Brazil's foreign ministry said it was not aware of the proposal.
It urged "foreign authorities" to learn more about the country's environmental policies, the situation in the Amazon and measures taken to combat the fires "before proposing new initiatives."
Ban 'not useful'
International offers of help for combating the fires is a hot-button issue in Brazil, with Bolsonaro and others insisting on the country's sovereign rights over the Amazon.
Bolsonaro on Wednesday accused France and Germany of "buying" Brazil's sovereignty after the G7 offered $20 million in Amazon fire aid.
Vice President Hamilton Mourao—widely considered a moderate voice in Bolsonaro's government—also weighed in publicly for the first time on Wednesday, insisting in an opinion piece that "our Amazon will continue to be Brazilian."
The governors of several states in the Amazon told Bolsonaro in a meeting on Tuesday that international help was needed.
Their plea came after Norway and Germany halted around $70 million in Amazon protection subsidies earlier this month.
The United States is ready to help Brazil fight forest fires in the Amazon, President Donald Trump said Wednesday, criticizing the G7 for failing to consult Bolsonaro over its initiative.
A water-bombing plane financed by G7 money has taken off from Paraguay to help fight fires in the Amazon, in coordination with Chile, the French president said Thursday.
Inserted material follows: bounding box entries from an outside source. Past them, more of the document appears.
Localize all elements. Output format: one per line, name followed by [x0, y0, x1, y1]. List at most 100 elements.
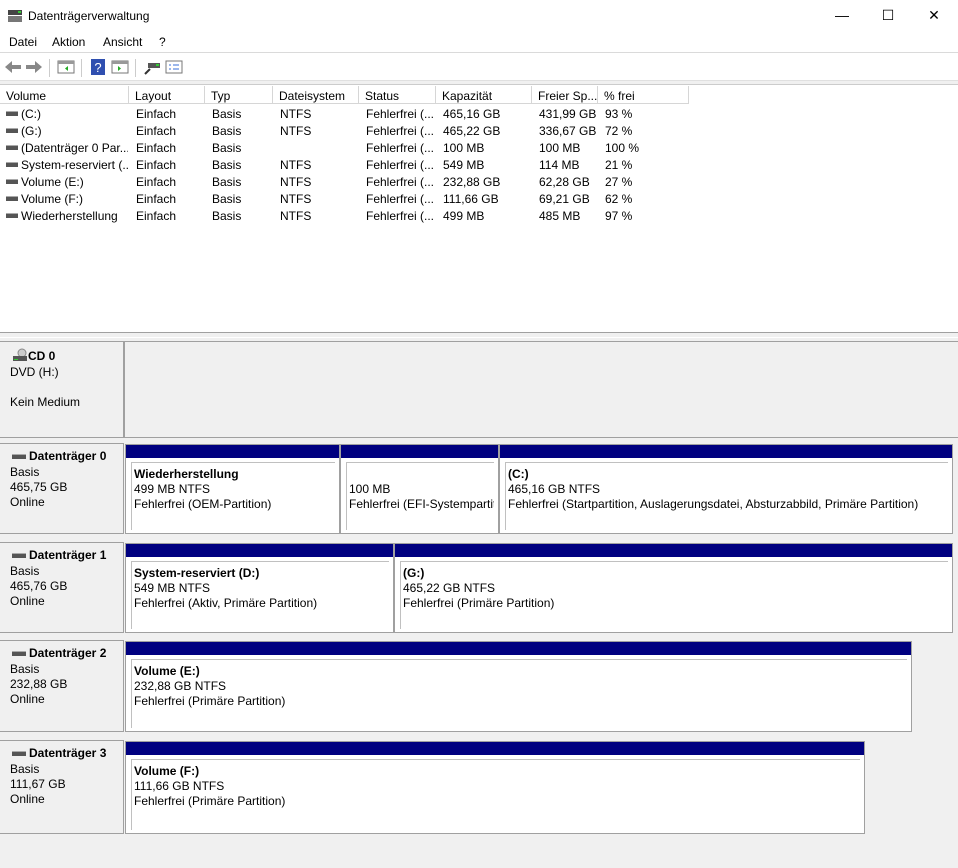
table-cell: Basis	[212, 124, 242, 138]
partition-bar	[341, 445, 498, 458]
table-cell: 114 MB	[539, 158, 580, 172]
table-cell: Fehlerfrei (...	[366, 158, 435, 172]
table-cell: 232,88 GB	[443, 175, 501, 189]
column-header[interactable]: % frei	[598, 86, 689, 104]
disk-status: Online	[10, 692, 45, 706]
table-cell: 111,66 GB	[443, 192, 499, 206]
table-cell: Fehlerfrei (...	[366, 141, 435, 155]
pane-splitter[interactable]	[0, 332, 958, 338]
column-header[interactable]: Layout	[129, 86, 205, 104]
table-row[interactable]: (Datenträger 0 Par... Einfach Basis Fehlerf…	[0, 139, 958, 156]
partition-size: 499 MB NTFS	[134, 482, 211, 496]
table-row[interactable]: Volume (E:) Einfach Basis NTFS Fehlerfrei (.…	[0, 173, 958, 190]
console-tree-icon[interactable]	[57, 58, 75, 76]
partition-status: Fehlerfrei (Primäre Partition)	[134, 694, 286, 708]
partition-bar	[500, 445, 952, 458]
disk-size: 465,75 GB	[10, 480, 68, 494]
column-header[interactable]: Status	[359, 86, 436, 104]
menu-aktion[interactable]: Aktion	[52, 35, 85, 49]
cd-drive-icon	[13, 348, 27, 361]
partition-status: Fehlerfrei (Primäre Partition)	[134, 794, 286, 808]
menu-bar: Datei Aktion Ansicht ?	[0, 32, 958, 53]
partition-block[interactable]: (C:) 465,16 GB NTFS Fehlerfrei (Startpar…	[499, 444, 953, 534]
partition-block[interactable]: Volume (F:) 111,66 GB NTFS Fehlerfrei (P…	[125, 741, 865, 834]
hard-disk-icon	[12, 454, 26, 460]
help-icon[interactable]: ?	[89, 58, 107, 76]
disk-0-label[interactable]: Datenträger 0 Basis 465,75 GB Online	[0, 443, 124, 534]
table-cell: Einfach	[136, 158, 177, 172]
table-cell: (G:)	[21, 124, 42, 138]
disk-name: Datenträger 3	[29, 746, 107, 760]
partition-status: Fehlerfrei (EFI-Systempartition)	[349, 497, 494, 511]
hard-disk-icon	[12, 553, 26, 559]
table-cell: NTFS	[280, 107, 312, 121]
back-icon[interactable]	[4, 58, 22, 76]
menu-ansicht[interactable]: Ansicht	[103, 35, 142, 49]
disk-2-label[interactable]: Datenträger 2 Basis 232,88 GB Online	[0, 640, 124, 732]
partition-status: Fehlerfrei (OEM-Partition)	[134, 497, 272, 511]
column-header[interactable]: Freier Sp...	[532, 86, 598, 104]
disk-size: 465,76 GB	[10, 579, 68, 593]
table-cell: (C:)	[21, 107, 41, 121]
cd-0-label[interactable]: CD 0 DVD (H:) Kein Medium	[0, 341, 124, 438]
column-header[interactable]: Kapazität	[436, 86, 532, 104]
partition-bar	[126, 642, 911, 655]
partition-title: Wiederherstellung	[134, 467, 239, 481]
disk-name: Datenträger 1	[29, 548, 107, 562]
volume-icon	[6, 128, 18, 133]
partition-block[interactable]: Volume (E:) 232,88 GB NTFS Fehlerfrei (P…	[125, 641, 912, 732]
partition-block[interactable]: Wiederherstellung 499 MB NTFS Fehlerfrei…	[125, 444, 340, 534]
disk-type: Basis	[10, 564, 40, 578]
action-pane-icon[interactable]	[111, 58, 129, 76]
minimize-button[interactable]: —	[819, 0, 865, 32]
toolbar-separator	[49, 59, 50, 77]
disk-3-label[interactable]: Datenträger 3 Basis 111,67 GB Online	[0, 740, 124, 834]
partition-block[interactable]: (G:) 465,22 GB NTFS Fehlerfrei (Primäre …	[394, 543, 953, 633]
toolbar: ?	[0, 53, 958, 81]
table-row[interactable]: System-reserviert (... Einfach Basis NTFS Fe…	[0, 156, 958, 173]
close-button[interactable]: ✕	[911, 0, 957, 32]
table-cell: 69,21 GB	[539, 192, 590, 206]
menu-help[interactable]: ?	[159, 35, 166, 49]
table-row[interactable]: (G:) Einfach Basis NTFS Fehlerfrei (... 465,2…	[0, 122, 958, 139]
table-row[interactable]: Wiederherstellung Einfach Basis NTFS Fehlerf…	[0, 207, 958, 224]
table-cell: Einfach	[136, 175, 177, 189]
table-cell: Wiederherstellung	[21, 209, 118, 223]
connect-icon[interactable]	[143, 58, 161, 76]
table-cell: 27 %	[605, 175, 633, 189]
table-cell: Basis	[212, 192, 242, 206]
menu-datei[interactable]: Datei	[9, 35, 37, 49]
table-cell: 100 MB	[443, 141, 485, 155]
svg-text:?: ?	[94, 60, 101, 75]
table-cell: 336,67 GB	[539, 124, 597, 138]
partition-status: Fehlerfrei (Aktiv, Primäre Partition)	[134, 596, 318, 610]
table-row[interactable]: (C:) Einfach Basis NTFS Fehlerfrei (... 465,1…	[0, 105, 958, 122]
table-cell: Einfach	[136, 141, 177, 155]
partition-status: Fehlerfrei (Startpartition, Auslagerungs…	[508, 497, 919, 511]
partition-title: Volume (F:)	[134, 764, 200, 778]
forward-icon[interactable]	[25, 58, 43, 76]
partition-size: 549 MB NTFS	[134, 581, 211, 595]
column-header[interactable]: Typ	[205, 86, 273, 104]
column-header[interactable]: Volume	[0, 86, 129, 104]
column-header[interactable]: Dateisystem	[273, 86, 359, 104]
partition-block[interactable]: 100 MB Fehlerfrei (EFI-Systempartition)	[340, 444, 499, 534]
disk-status: Online	[10, 594, 45, 608]
volume-icon	[6, 179, 18, 184]
volume-icon	[6, 196, 18, 201]
disk-status: Online	[10, 495, 45, 509]
disk-1-label[interactable]: Datenträger 1 Basis 465,76 GB Online	[0, 542, 124, 633]
table-cell: Einfach	[136, 124, 177, 138]
table-cell: 465,22 GB	[443, 124, 501, 138]
partition-title: Volume (E:)	[134, 664, 200, 678]
table-cell: 62 %	[605, 192, 633, 206]
disk-type: Basis	[10, 762, 40, 776]
maximize-button[interactable]: ☐	[865, 0, 911, 32]
table-row[interactable]: Volume (F:) Einfach Basis NTFS Fehlerfrei (.…	[0, 190, 958, 207]
partition-block[interactable]: System-reserviert (D:) 549 MB NTFS Fehle…	[125, 543, 394, 633]
table-cell: Basis	[212, 209, 242, 223]
disk-type: Basis	[10, 662, 40, 676]
properties-icon[interactable]	[165, 58, 183, 76]
disk-size: 111,67 GB	[10, 777, 66, 791]
table-cell: Fehlerfrei (...	[366, 192, 435, 206]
Bolsonaro also renewed a demand Wednesday that French leader Emmanuel Macron withdraw "insults" against him, fueling a war of words between the two men that threatens to torpedo a huge trade deal between the European Union and South American countries, including Brazil.
In the escalating row, Macron has accused Bolsonaro of lying to him about Brazil's climate change stance, while Bolsonaro has slammed Macron as having a colonialist mentality.
"I think Bolsonaro is causing enormous harm to the Brazilian people, a little out of evil and a little out of ignorance," former president Luiz Inacio Lula da Silva told the BBC from jail where he is serving almost nine years for corruption.
Even as Bolsonaro's decree was published, there were already doubts over how Brazil would enforce the two-month ban on burning in the remote region where deforestation has surged this year as agencies tasked with monitoring illegal activities were weakened.
"It will not be useful," a skeptical fruit shop owner in Porto Velho, the capital of the northwestern state of Rondonia, told AFP.
"There's insufficient supervision."
Environmental group WWF said Brazil already had laws and tools to detect illegal deforestation and burning, but it lacked enforcement.
"The certainty of impunity is the great spark that starts the fires," WWF said.
Experts say increased land clearing during the months-long dry season to make way for crops or grazing has aggravated the recurring problem of fires.
The defense ministry says the fires are under control and that the number of blazes is falling, helped by recent rain in the affected areas.